While local initiatives are to be welcomed, the scale of the task is such that we need a national, coordinated approach where priorities for action, finance and support is all aligned.
Today, the Vacant and Derelict Land Taskforce publishes a Statement of Intent that challenges all sectors in Scotland to play their part. This includes using the rich data Scotland has about vacant and derelict sites to promote opportunities for re-use of land and learning – through demonstration – what changes are needed in our regulatory, policy and finance systems to deliver change. Importantly also, we need to embed an ethos of social responsibility into our corporate culture, to prevent future sites being abandoned.
The Statement of Intent has been informed by a report and analysis of the different types of sites on the vacant and derelict land register and the challenges of bringing them back into use. Our report highlights some recent – inspiring – examples of derelict and vacant land being regenerated and shows how local authorities and other public agencies have helped drive these projects forward.
We’ve also sought to understand the factors behind a core of so-called “stuck sites” – usually older, larger and derelict sites, some of which have been on the register for decades with a majority in either current or former public sector ownership.
According to the Scottish Vacant and Derelict Land Survey 2017, at least 60 per cent of sites and 66 per cent of vacant or derelict land on the register, is in current or former public sector (now privatised) ownership. It is these “persistently problematic” sites that we most want to tackle.
Furthermore, vacant and derelict land is not evenly distributed across Scotland. There is a widely-acknowledged concentration of vacant and derelict land in the former industrial areas in the West of Scotland, reflecting loss of employment from these sites and also de-population in some locations. The sites identified in the register today, are, by definition, a legacy.
Further sites are added every year. Future vacant and derelict sites may include those in failing town centres, company closures, increasingly obsolete industrial estates and demolition of low-demand housing stock.

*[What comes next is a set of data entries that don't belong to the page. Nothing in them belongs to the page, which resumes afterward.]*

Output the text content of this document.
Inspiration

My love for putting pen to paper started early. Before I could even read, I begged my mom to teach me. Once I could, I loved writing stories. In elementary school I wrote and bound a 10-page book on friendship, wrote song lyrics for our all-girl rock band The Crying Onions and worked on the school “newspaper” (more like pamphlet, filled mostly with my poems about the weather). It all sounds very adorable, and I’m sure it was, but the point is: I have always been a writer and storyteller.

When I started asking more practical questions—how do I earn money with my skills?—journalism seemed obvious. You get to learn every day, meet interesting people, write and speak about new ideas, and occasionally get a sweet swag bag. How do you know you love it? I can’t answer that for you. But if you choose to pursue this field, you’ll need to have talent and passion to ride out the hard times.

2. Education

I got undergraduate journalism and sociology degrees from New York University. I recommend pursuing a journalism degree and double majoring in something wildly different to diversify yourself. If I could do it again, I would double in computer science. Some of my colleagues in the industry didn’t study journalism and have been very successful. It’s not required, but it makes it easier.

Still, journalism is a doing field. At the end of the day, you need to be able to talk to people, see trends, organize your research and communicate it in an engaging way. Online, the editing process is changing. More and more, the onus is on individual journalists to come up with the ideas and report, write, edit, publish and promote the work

So, the private and public sectors must work together to put procedures in place to ensure that this legacy doesn’t persist. Bringing these unloved urban spaces back into productive use could help reduce social inequalities, address climate change, improve health and deliver inclusive growth. For example, these sites could be used to build new homes to limit urban sprawl, provide new allotments and city farms, create new parks and green spaces and generate renewable energy.
There’s a real risk if we carry on “business as usual” of further sites being abandoned, in the future.
A key aim of the Taskforce going forward will be to embed a responsible approach to land reuse in corporate culture, so that it’s increasingly seen as unacceptable to leave land and buildings vacant. We’re determined to promote action.
This means that relevant policies, regulations and funding opportunities must all be joined up, to unlock the opportunity that this unused land represents. And communities must be at the heart of land re-use, through community-led regeneration. This needs a national effort – by Government and other partners – to create the focus so that we make more of Scotland’s land, for more people.